Charities come in all shapes and sizes and with different objectives in what they aim to achieve. One thing many share though is a lack of digital operations.
While this has been manageable in the past, there is a growing need for charitable organisations to embrace digital. Budgets are tighter than ever before, and increased competition is impacting on the ability for organisations to get funding. Charities that want to have an advantage over the competition must seriously consider how they can use new technology to their advantage.
Here are three reasons why charities must embrace digital in 2020.
Reason 1 – Adaptability
When the General Data Protection Regulation (GDPR) came into force in May 2018 many companies struggled to adapt to it. This was true across all sectors, not just charity. People were unsure what was now allowed and the guidance available often sent mixed messages.
While things have now improved and almost all organisations have adapted, there is no reason something similar couldn’t happen again. With Brexit on the horizon, it is very likely that laws and legal requirements will change for a variety of sectors.
By embracing digital operations, you are putting your charity in a much better position to respond to any changes. GDPR stung many companies because they relied on information that was spread across systems and not adequately documented. Having digital ways of working embedded in your charity can ensure easy access to important information and gives you the ability to pull that into reports. These reports give you better oversight across operations, which is key to making more informed business decisions.
Reason 2 – Digital Improves Ways of Working
Many charities embrace digital for the same reason; improved ways of working. Charities are often reliant on older ways of working, from spreadsheets to hand-written notes. While these get the job done, they certainly result in a much more time-consuming set of processes.
Being more digital can provide the tools needed by charities to work in creative and new ways. These tools can help with both back-office tasks as well as the delivery of services. For example, providing workers with mobile devices that allows them to upload and share notes can cut down on travel time if they no longer need to return to the office. It can even cut down on admin time as all their notes are saved under the correct file and in an easily accessible location.
For some charities, the ability to deliver services over Skype calls can help reach those in remote locations. Imagine someone who needs weekly check-ins but lives a 2-hour drive away. The ability to call them over Skype saves 4 hours of travel in total for what could be a one-hour meeting. Suddenly you have freed up half a day of work!
While needs vary across organisations, almost all charities could benefit from exploring what digital solutions are open to them.
Reason 3 – Online Funding
Once it was only possible to fundraise by being face to face with potential donors. And while this will likely remain the main way for now, the ability to obtain donations online is a great extra source of revenue.

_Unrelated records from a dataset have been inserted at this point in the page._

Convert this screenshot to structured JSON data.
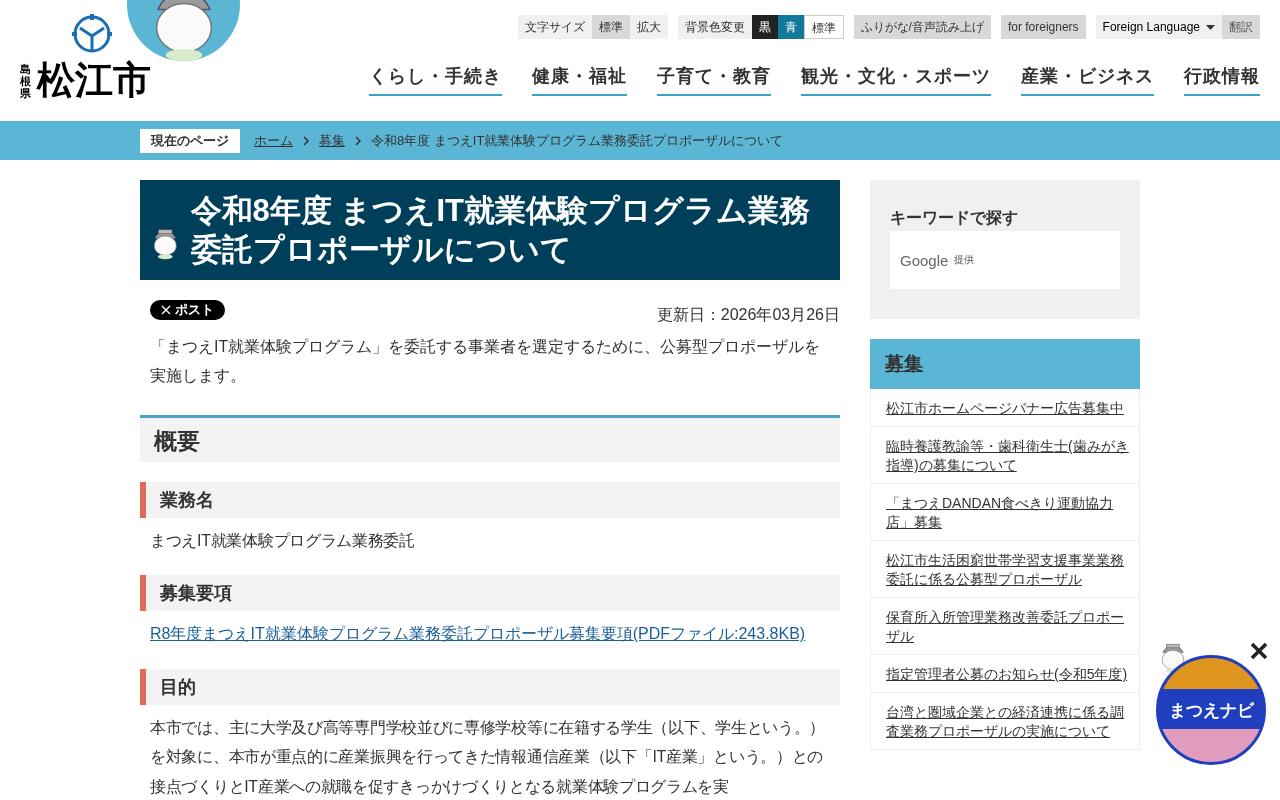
{
  "header": {
    "logo": {
      "prefecture": "島根県",
      "city": "松江市"
    },
    "font_size": {
      "label": "文字サイズ",
      "options": [
        {
          "label": "標準",
          "selected": true
        },
        {
          "label": "拡大",
          "selected": false
        }
      ]
    },
    "background_color": {
      "label": "背景色変更",
      "options": [
        {
          "label": "黒",
          "kind": "black"
        },
        {
          "label": "青",
          "kind": "blue"
        },
        {
          "label": "標準",
          "kind": "standard"
        }
      ]
    },
    "links": [
      "ふりがな/音声読み上げ",
      "for foreigners"
    ],
    "language": {
      "label": "Foreign Language",
      "button": "翻訳"
    },
    "nav": [
      "くらし・手続き",
      "健康・福祉",
      "子育て・教育",
      "観光・文化・スポーツ",
      "産業・ビジネス",
      "行政情報"
    ]
  },
  "breadcrumb": {
    "label": "現在のページ",
    "items": [
      {
        "text": "ホーム",
        "link": true
      },
      {
        "text": "募集",
        "link": true
      },
      {
        "text": "令和8年度 まつえIT就業体験プログラム業務委託プロポーザルについて",
        "link": false
      }
    ]
  },
  "article": {
    "title": "令和8年度 まつえIT就業体験プログラム業務委託プロポーザルについて",
    "share_button": "ポスト",
    "updated": "更新日：2026年03月26日",
    "intro": "「まつえIT就業体験プログラム」を委託する事業者を選定するために、公募型プロポーザルを実施します。",
    "overview_heading": "概要",
    "sections": [
      {
        "title": "業務名",
        "kind": "text",
        "body": "まつえIT就業体験プログラム業務委託"
      },
      {
        "title": "募集要項",
        "kind": "link",
        "body": "R8年度まつえIT就業体験プログラム業務委託プロポーザル募集要項(PDFファイル:243.8KB)"
      },
      {
        "title": "目的",
        "kind": "text",
        "body": "本市では、主に大学及び高等専門学校並びに専修学校等に在籍する学生（以下、学生という。）を対象に、本市が重点的に産業振興を行ってきた情報通信産業（以下「IT産業」という。）との接点づくりとIT産業への就職を促すきっかけづくりとなる就業体験プログラムを実"
      }
    ]
  },
  "sidebar": {
    "search": {
      "title": "キーワードで探す",
      "brand": "Google",
      "provider": "提供"
    },
    "category": {
      "title": "募集",
      "items": [
        "松江市ホームページバナー広告募集中",
        "臨時養護教諭等・歯科衛生士(歯みがき指導)の募集について",
        "「まつえDANDAN食べきり運動協力店」募集",
        "松江市生活困窮世帯学習支援事業業務委託に係る公募型プロポーザル",
        "保育所入所管理業務改善委託プロポーザル",
        "指定管理者公募のお知らせ(令和5年度)",
        "台湾と圏域企業との経済連携に係る調査業務プロポーザルの実施について"
      ]
    }
  },
  "floating_banner": {
    "label": "まつえナビ"
  }
}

The possibility of online revenue takes charities from operating in a handful of cities close to their operations to being able to receive funds from anyone in the world. Opening to the potential of 7 billion people who could donate is a wonderful opportunity that your charity shouldn’t miss. By having an online option there is more reason to share your charity’s story and encourage engagement in online circles.
There are even stories of charities being saved thanks to the ability to run online campaigns and reach new audiences. In Edinburgh, Gorgie City Farm raised £100,000 through a GoFundMe page that was set up to help save the charity after it had run into financial difficulties.
Where to Go from Here
No matter a charity’s approach to digital, the truth is technology won’t wait around. It will continue to advance and bring new solutions to old problems. That’s why charities should embrace digital at their very core, to ensure they can continue to make use of these new advances. Appreciate that moving to digital ways of working isn’t the end goal but rather that start of an on-going journey.